Evasione fiscale

Operazione della Guardia di Finanza di Imperia: scoperta evasione da 4,6 milioni per favoreggiamento della prostituzione online

L'operazione 'Cerebros' ha rivelato anomalie finanziarie legate a individui di Sanremo, coinvolti in un complesso sistema di pubblicazione di annunci per escort.

Operazione della Guardia di Finanza di Imperia: scoperta evasione da 4,6 milioni per favoreggiamento della prostituzione online

Imperia – La Guardia di Finanza di Imperia ha concluso un’importante operazione di polizia giudiziaria e economico-finanziaria mirata a contrastare il favoreggiamento della prostituzione online. L’indagine, denominata ‘Cerebros’, è scaturita da sospette anomalie finanziarie e indicatori di rischio economico-finanziario collegati a diverse persone di Sanremo.

Il sistema di favoreggiamento

Il gruppo criminale aveva messo in piedi un servizio di ‘multiposting’ che consentiva la pubblicazione simultanea di annunci su molteplici siti web e social network, rendendo l’attività di meretricio più accessibile e redditizia per escort di tutto il territorio nazionale. I contratti relativi a questi annunci prevedevano compensi variabili tra i 20 e gli 800 euro, a seconda della durata della pubblicazione e del materiale promozionale caricato, come foto e video. I profitti illeciti venivano accreditati su carte prepagate e successivamente trasferiti a società di diritto estero, eludendo così gli obblighi fiscali nel territorio italiano.

Le indagini e i sequestri

Le indagini condotte dalla Compagnia di Sanremo hanno rivelato che i proventi provenienti dall’attività illecita erano convogliati su diverse carte prepagate intestate a individui vari, per poi essere trasferiti su conti correnti di una società con sede a Las Palmas de Gran Canaria. A seguito di queste scoperte, la Procura della Repubblica di Imperia ha autorizzato perquisizioni locali e personali, che hanno portato al sequestro di numerosi dispositivi informatici.

Le conseguenze

Le analisi dei dati informatici hanno fornito prove di reati come il favoreggiamento e sfruttamento della prostituzione, l’indebito utilizzo di strumenti di pagamento e l’autoriciclaggio, coinvolgendo cinque persone, già rinviate a giudizio. Inoltre, grazie alla cooperazione internazionale di polizia, è emersa una consistente presenza economica nel territorio italiano della società spagnola, mascherata per evitare di apparire fisicamente. A seguito di un controllo fiscale, è stata attribuita una partita IVA e un codice ATECO per l’attività di ‘Conduzione campagne marketing e altri servizi pubblicitari’. Sono stati accertati redditi non dichiarati superiori a 4,6 milioni di euro e una base imponibile non tassata di circa 4 milioni.

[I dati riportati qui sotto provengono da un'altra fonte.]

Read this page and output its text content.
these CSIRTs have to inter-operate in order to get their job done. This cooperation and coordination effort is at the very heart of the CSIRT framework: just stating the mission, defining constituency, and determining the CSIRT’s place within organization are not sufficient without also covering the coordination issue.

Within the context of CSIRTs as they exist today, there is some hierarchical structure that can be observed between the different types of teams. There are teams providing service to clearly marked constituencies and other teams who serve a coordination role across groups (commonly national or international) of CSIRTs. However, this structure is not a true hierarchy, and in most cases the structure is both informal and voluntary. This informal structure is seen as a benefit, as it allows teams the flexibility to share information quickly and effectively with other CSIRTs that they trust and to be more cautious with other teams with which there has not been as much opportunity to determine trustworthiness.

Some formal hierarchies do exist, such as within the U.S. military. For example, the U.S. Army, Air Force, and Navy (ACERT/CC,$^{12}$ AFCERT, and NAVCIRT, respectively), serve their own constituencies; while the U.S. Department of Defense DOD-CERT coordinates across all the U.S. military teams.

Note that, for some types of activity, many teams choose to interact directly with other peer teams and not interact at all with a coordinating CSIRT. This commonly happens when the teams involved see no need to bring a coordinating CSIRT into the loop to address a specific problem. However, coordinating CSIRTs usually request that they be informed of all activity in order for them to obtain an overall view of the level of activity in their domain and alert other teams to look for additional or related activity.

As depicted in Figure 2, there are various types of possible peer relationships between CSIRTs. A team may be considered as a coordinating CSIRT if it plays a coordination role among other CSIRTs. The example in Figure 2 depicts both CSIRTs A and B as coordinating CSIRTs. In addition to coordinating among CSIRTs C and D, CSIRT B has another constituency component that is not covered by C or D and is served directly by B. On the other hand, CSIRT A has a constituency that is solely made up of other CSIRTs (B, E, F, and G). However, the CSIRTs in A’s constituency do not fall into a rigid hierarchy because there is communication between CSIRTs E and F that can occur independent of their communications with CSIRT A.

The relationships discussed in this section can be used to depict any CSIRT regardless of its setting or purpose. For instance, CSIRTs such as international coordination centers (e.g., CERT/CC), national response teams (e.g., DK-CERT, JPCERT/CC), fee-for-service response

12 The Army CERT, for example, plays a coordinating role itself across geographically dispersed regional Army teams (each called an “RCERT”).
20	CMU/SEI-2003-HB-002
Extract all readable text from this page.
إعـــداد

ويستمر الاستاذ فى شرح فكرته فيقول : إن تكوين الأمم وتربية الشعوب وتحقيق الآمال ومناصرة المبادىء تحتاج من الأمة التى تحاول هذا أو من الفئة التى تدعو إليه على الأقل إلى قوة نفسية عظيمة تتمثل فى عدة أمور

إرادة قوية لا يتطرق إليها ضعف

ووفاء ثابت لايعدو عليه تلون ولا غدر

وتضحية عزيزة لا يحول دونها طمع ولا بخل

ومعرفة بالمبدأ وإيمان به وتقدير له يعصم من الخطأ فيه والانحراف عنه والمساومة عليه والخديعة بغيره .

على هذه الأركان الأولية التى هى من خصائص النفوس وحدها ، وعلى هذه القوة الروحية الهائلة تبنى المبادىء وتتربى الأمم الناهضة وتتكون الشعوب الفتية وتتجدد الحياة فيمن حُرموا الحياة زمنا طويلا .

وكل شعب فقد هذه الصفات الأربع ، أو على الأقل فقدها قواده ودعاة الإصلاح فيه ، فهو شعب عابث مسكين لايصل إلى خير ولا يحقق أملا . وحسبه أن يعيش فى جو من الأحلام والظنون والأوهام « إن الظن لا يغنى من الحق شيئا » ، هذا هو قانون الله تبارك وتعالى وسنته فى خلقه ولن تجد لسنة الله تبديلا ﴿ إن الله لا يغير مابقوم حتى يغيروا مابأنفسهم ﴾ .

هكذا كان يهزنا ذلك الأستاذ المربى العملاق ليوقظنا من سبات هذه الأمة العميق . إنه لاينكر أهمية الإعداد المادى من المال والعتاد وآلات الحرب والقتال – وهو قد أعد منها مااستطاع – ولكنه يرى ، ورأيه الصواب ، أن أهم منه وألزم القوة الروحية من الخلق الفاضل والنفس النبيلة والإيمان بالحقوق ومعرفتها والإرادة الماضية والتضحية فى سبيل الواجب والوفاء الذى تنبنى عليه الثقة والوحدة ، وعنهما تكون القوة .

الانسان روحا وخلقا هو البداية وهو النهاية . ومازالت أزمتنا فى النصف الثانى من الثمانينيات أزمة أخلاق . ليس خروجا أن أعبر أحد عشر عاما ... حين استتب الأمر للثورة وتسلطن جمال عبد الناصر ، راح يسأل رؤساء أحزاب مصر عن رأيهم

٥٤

La sinergia con l’Ufficio controlli della D.P. di Imperia dell’Agenzia delle entrate ha già portato all’emissione di un avviso di accertamento, permettendo al contribuente di presentare istanza di adesione. Questa operazione evidenzia l’impegno della Guardia di Finanza nel prevenire e contrastare fenomeni illeciti di natura economico-finanziaria, in particolar modo quelli legati all’economia digitale, a tutela del ‘sistema Paese’ e della collettività.